Durell swore softly and quickened his silent step through the brush. There was a path of sorts here, winding upward through the pine needles. There was not much he could see in the hot shadows of the trees. The footpath cut sharply right and came out on a small level area where he could look back and down to the terrace of Colonel Mignon’s villa. The old man wasn’t on the chaise any more. Nothing stirred down there. A chipmunk made a flash of striped browns almost underfoot. He paused and listened. There were small thudding sounds on the hillside above him. He followed, moving quickly and in silence.
He came to a place where the big man had tripped over a root and fallen. The imprint of a massive hand was clear in the soft earth under the pines. He took off his sunglass
es and shoved them with his left hand into his breast pocket and took out his .38 The sounds of the other man came from the left, away from the path, which had become almost invisible in the loam. He had lost his way and was standing still, confused. Durell climbed higher, above him, still not actually having his quarry in sight, feeling more puzzled by what seemed to be an unusual ineptitude on the other’s part. He started down toward him, moving very slowly, watching every footfall.
There was no sunlight here in the deep woods, and the air was still and stifling. At last he saw his man in a small clearing, turning right and left in uncertainty. He was a huge shadow, moving around the clearing like an animal in a cage.
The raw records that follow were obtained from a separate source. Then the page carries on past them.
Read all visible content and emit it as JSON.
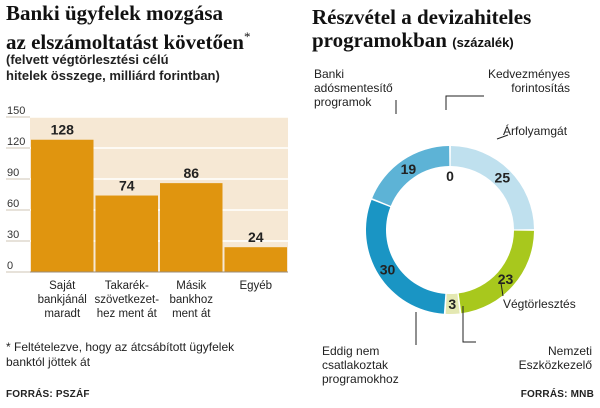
{
  "left": {
    "title_line1": "Banki ügyfelek mozgása",
    "title_line2": "az elszámoltatást követően",
    "title_mark": "*",
    "subtitle_line1": "(felvett végtörlesztési célú",
    "subtitle_line2": "hitelek összege, milliárd forintban)",
    "footnote_line1": "* Feltételezve, hogy az átcsábított ügyfelek",
    "footnote_line2": "banktól jöttek át",
    "source": "FORRÁS: PSZÁF"
  },
  "right": {
    "title_line1": "Részvétel a devizahiteles",
    "title_line2": "programokban",
    "title_unit": "(százalék)",
    "source": "FORRÁS: MNB"
  },
  "chart_data": [
    {
      "type": "bar",
      "categories": [
        [
          "Saját",
          "bankjánál",
          "maradt"
        ],
        [
          "Takarék-",
          "szövetkezet-",
          "hez ment át"
        ],
        [
          "Másik",
          "bankhoz",
          "ment át"
        ],
        [
          "Egyéb"
        ]
      ],
      "values": [
        128,
        74,
        86,
        24
      ],
      "yticks": [
        0,
        30,
        60,
        90,
        120,
        150
      ],
      "ylim": [
        0,
        150
      ],
      "grid": true,
      "colors": {
        "bar": "#e0950f",
        "background": "#f6e8d4",
        "grid": "#ffffff"
      }
    },
    {
      "type": "pie",
      "variant": "donut",
      "slices": [
        {
          "label": [
            "Kedvezményes",
            "forintosítás"
          ],
          "value": 0,
          "color": "#9fcfe3"
        },
        {
          "label": [
            "Árfolyamgát"
          ],
          "value": 25,
          "color": "#bfe0ee"
        },
        {
          "label": [
            "Végtörlesztés"
          ],
          "value": 23,
          "color": "#a8c81d"
        },
        {
          "label": [
            "Nemzeti",
            "Eszközkezelő"
          ],
          "value": 3,
          "color": "#e4e8b2"
        },
        {
          "label": [
            "Eddig nem",
            "csatlakoztak",
            "programokhoz"
          ],
          "value": 30,
          "color": "#1a95c4"
        },
        {
          "label": [
            "Banki",
            "adósmentesítő",
            "programok"
          ],
          "value": 19,
          "color": "#5db3d6"
        }
      ]
    }
  ]
}
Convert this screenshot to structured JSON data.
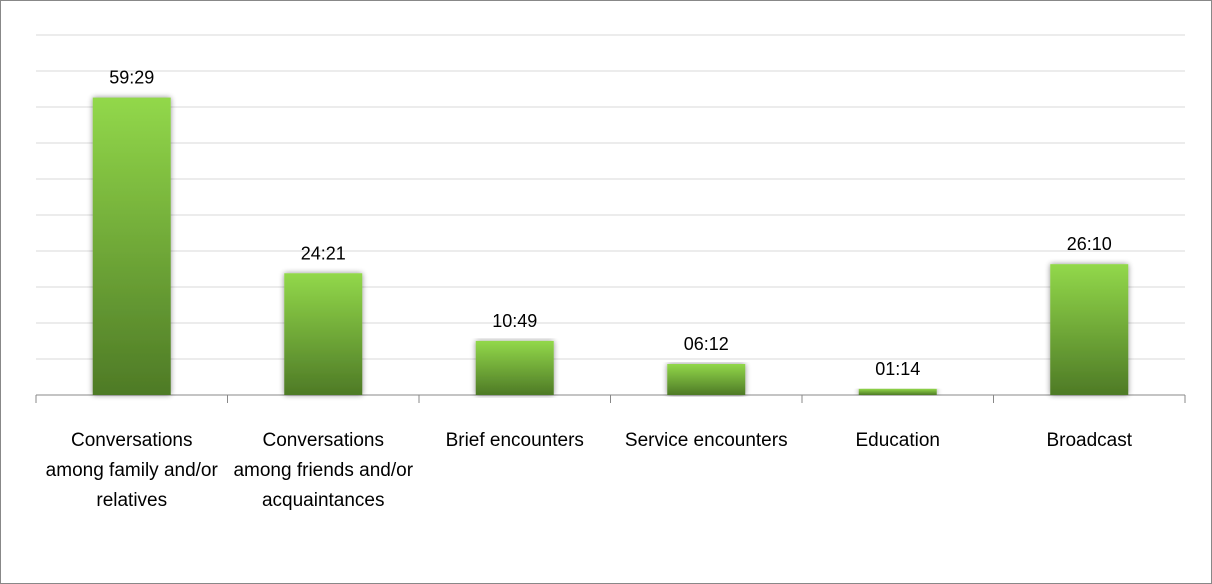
{
  "chart_data": {
    "type": "bar",
    "categories": [
      "Conversations among family and/or relatives",
      "Conversations among friends and/or acquaintances",
      "Brief encounters",
      "Service encounters",
      "Education",
      "Broadcast"
    ],
    "values": [
      59.4833,
      24.35,
      10.8167,
      6.2,
      1.2333,
      26.1667
    ],
    "value_labels": [
      "59:29",
      "24:21",
      "10:49",
      "06:12",
      "01:14",
      "26:10"
    ],
    "color": "#6aa232",
    "ylim": [
      0,
      72
    ],
    "yticks": [
      0,
      7.2,
      14.4,
      21.6,
      28.8,
      36,
      43.2,
      50.4,
      57.6,
      64.8,
      72
    ],
    "grid": true
  }
}
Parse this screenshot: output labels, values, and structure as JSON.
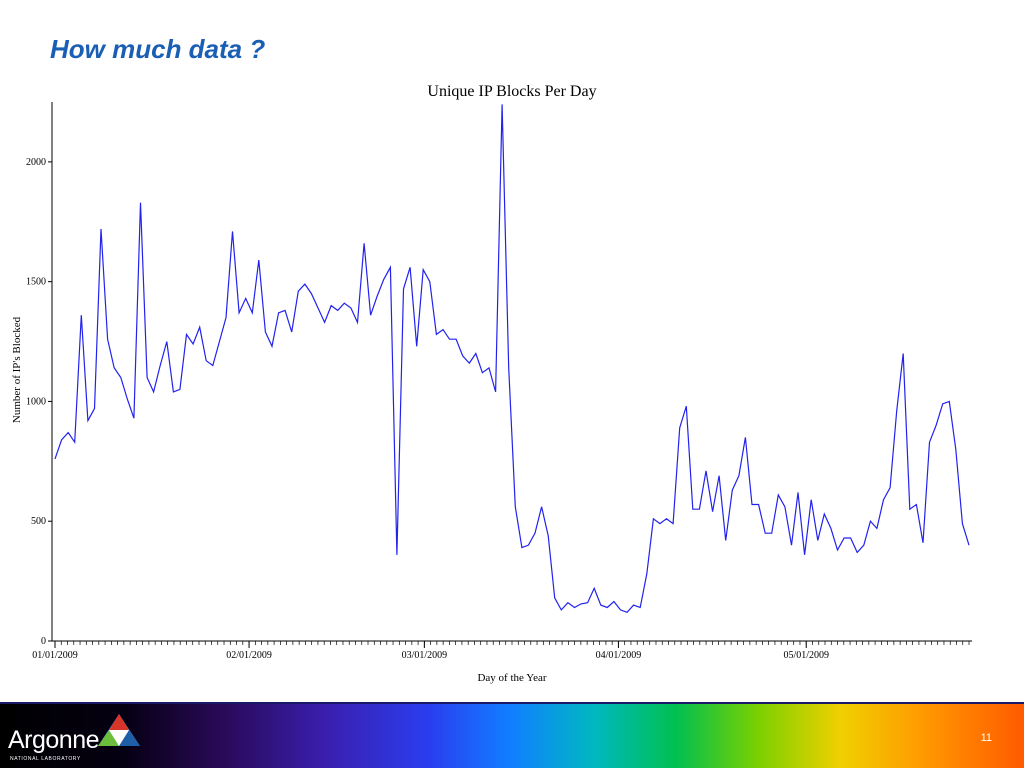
{
  "slide": {
    "title": "How much data ?",
    "page_number": "11"
  },
  "logo": {
    "name": "Argonne",
    "subtitle": "NATIONAL LABORATORY"
  },
  "colors": {
    "title": "#1a5fb4",
    "series_line": "#2222ee"
  },
  "chart_data": {
    "type": "line",
    "title": "Unique IP Blocks Per Day",
    "xlabel": "Day of the Year",
    "ylabel": "Number of IP's Blocked",
    "x_start": "01/01/2009",
    "x_end": "05/27/2009",
    "x_tick_labels": [
      "01/01/2009",
      "02/01/2009",
      "03/01/2009",
      "04/01/2009",
      "05/01/2009"
    ],
    "y_ticks": [
      0,
      500,
      1000,
      1500,
      2000
    ],
    "ylim": [
      0,
      2250
    ],
    "grid": false,
    "series": [
      {
        "values": [
          760,
          840,
          870,
          830,
          1360,
          920,
          970,
          1720,
          1260,
          1140,
          1100,
          1010,
          930,
          1830,
          1100,
          1040,
          1150,
          1250,
          1040,
          1050,
          1280,
          1240,
          1310,
          1170,
          1150,
          1250,
          1350,
          1710,
          1370,
          1430,
          1370,
          1590,
          1290,
          1230,
          1370,
          1380,
          1290,
          1460,
          1490,
          1450,
          1390,
          1330,
          1400,
          1380,
          1410,
          1390,
          1330,
          1660,
          1360,
          1440,
          1510,
          1560,
          360,
          1470,
          1560,
          1230,
          1550,
          1500,
          1280,
          1300,
          1260,
          1260,
          1190,
          1160,
          1200,
          1120,
          1140,
          1040,
          2240,
          1140,
          560,
          390,
          400,
          450,
          560,
          440,
          180,
          130,
          160,
          140,
          155,
          160,
          220,
          150,
          140,
          165,
          130,
          120,
          150,
          140,
          280,
          510,
          490,
          510,
          490,
          890,
          980,
          550,
          550,
          710,
          540,
          690,
          420,
          630,
          690,
          850,
          570,
          570,
          450,
          450,
          610,
          560,
          400,
          620,
          360,
          590,
          420,
          530,
          470,
          380,
          430,
          430,
          370,
          400,
          500,
          470,
          590,
          640,
          960,
          1200,
          550,
          570,
          410,
          830,
          900,
          990,
          1000,
          800,
          490,
          400
        ]
      }
    ]
  }
}
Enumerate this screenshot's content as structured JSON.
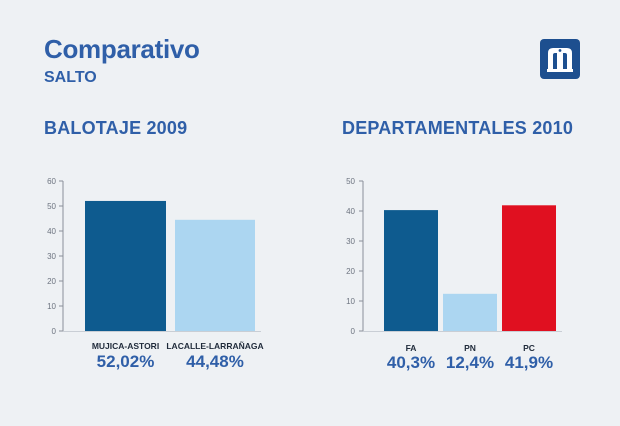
{
  "header": {
    "title": "Comparativo",
    "subtitle": "SALTO",
    "logo_icon": "building-logo-icon"
  },
  "colors": {
    "title": "#2f5fa8",
    "background": "#eef1f4"
  },
  "chart_data": [
    {
      "type": "bar",
      "title": "BALOTAJE 2009",
      "categories": [
        "MUJICA-ASTORI",
        "LACALLE-LARRAÑAGA"
      ],
      "values": [
        52.02,
        44.48
      ],
      "value_labels": [
        "52,02%",
        "44,48%"
      ],
      "colors": [
        "#0e5b8f",
        "#acd6f1"
      ],
      "ylim": [
        0,
        60
      ],
      "yticks": [
        0,
        10,
        20,
        30,
        40,
        50,
        60
      ],
      "xlabel": "",
      "ylabel": ""
    },
    {
      "type": "bar",
      "title": "DEPARTAMENTALES 2010",
      "categories": [
        "FA",
        "PN",
        "PC"
      ],
      "values": [
        40.3,
        12.4,
        41.9
      ],
      "value_labels": [
        "40,3%",
        "12,4%",
        "41,9%"
      ],
      "colors": [
        "#0e5b8f",
        "#acd6f1",
        "#e01020"
      ],
      "ylim": [
        0,
        50
      ],
      "yticks": [
        0,
        10,
        20,
        30,
        40,
        50
      ],
      "xlabel": "",
      "ylabel": ""
    }
  ]
}
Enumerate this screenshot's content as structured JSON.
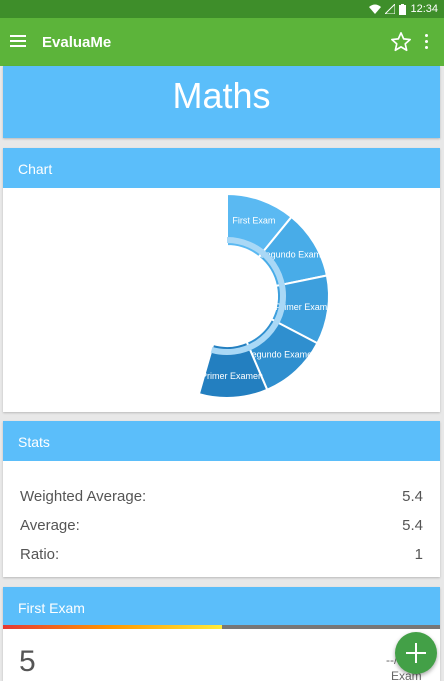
{
  "status_bar": {
    "time": "12:34"
  },
  "app_bar": {
    "title": "EvaluaMe"
  },
  "subject": {
    "name": "Maths"
  },
  "chart_card": {
    "header": "Chart"
  },
  "chart_data": {
    "type": "pie",
    "categories": [
      "First Exam",
      "Segundo Examen",
      "Primer Examen",
      "Segundo Examen",
      "Primer Examen"
    ],
    "values": [
      1,
      1,
      1,
      1,
      1
    ]
  },
  "stats_card": {
    "header": "Stats",
    "rows": [
      {
        "label": "Weighted Average:",
        "value": "5.4"
      },
      {
        "label": "Average:",
        "value": "5.4"
      },
      {
        "label": "Ratio:",
        "value": "1"
      }
    ]
  },
  "exam_card": {
    "header": "First Exam",
    "grade": "5",
    "grade_fraction": 0.5,
    "weight_text": "--/",
    "exam_label": "Exam"
  },
  "colors": {
    "status_bar": "#3e8e2a",
    "app_bar": "#5cb43a",
    "card_header": "#5bbefa",
    "fab": "#43a047"
  },
  "icons": [
    "menu-icon",
    "star-outline-icon",
    "more-vert-icon",
    "wifi-icon",
    "signal-icon",
    "battery-icon",
    "add-icon"
  ]
}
The man turned at the last moment, squinting, and saw Durell coming. Durell made the clearing in a last quick rush and slammed his gun into the other’s big belly.
“Drop it,” he said.
“Hey, now—”
“Quickly!”
“Look, how did you—?”
The man spoke English; he was obviously an American. His voice was an animal grumble of puzzlement. He was grotesque and beetle-browed, the ugliest man Durell had ever seen. He wore a gaudy sport shirt under a rough linen coat. His belly was enormous but it did not yield to the prodding pressure of the gun. It was like probing into rock. From under the heavy brows the man’s small eyes regarded the .38 with disdain.
“Lay off, pail,” he rumbled.
He kept his Colt .45 in big bananalike fingers. Then he looked into Durell’s eyes and dropped it, grinned, wiped his mouth with the back of his hand. “You’re Durell, hey? The guy they call Cajun?”
“You ought to know. You’ve been watching me long enough.” Durell’s anger was dangerous; he tried to control it. “You gimmicked my car.”
“Not me. It wasn’t me.”
“You were looking straight at it. You saw who did it?” “It was a repair truck. While you were in the pink house. I figured you had engine trouble and sent for them. Two guys in overalls. They wasn’t long.”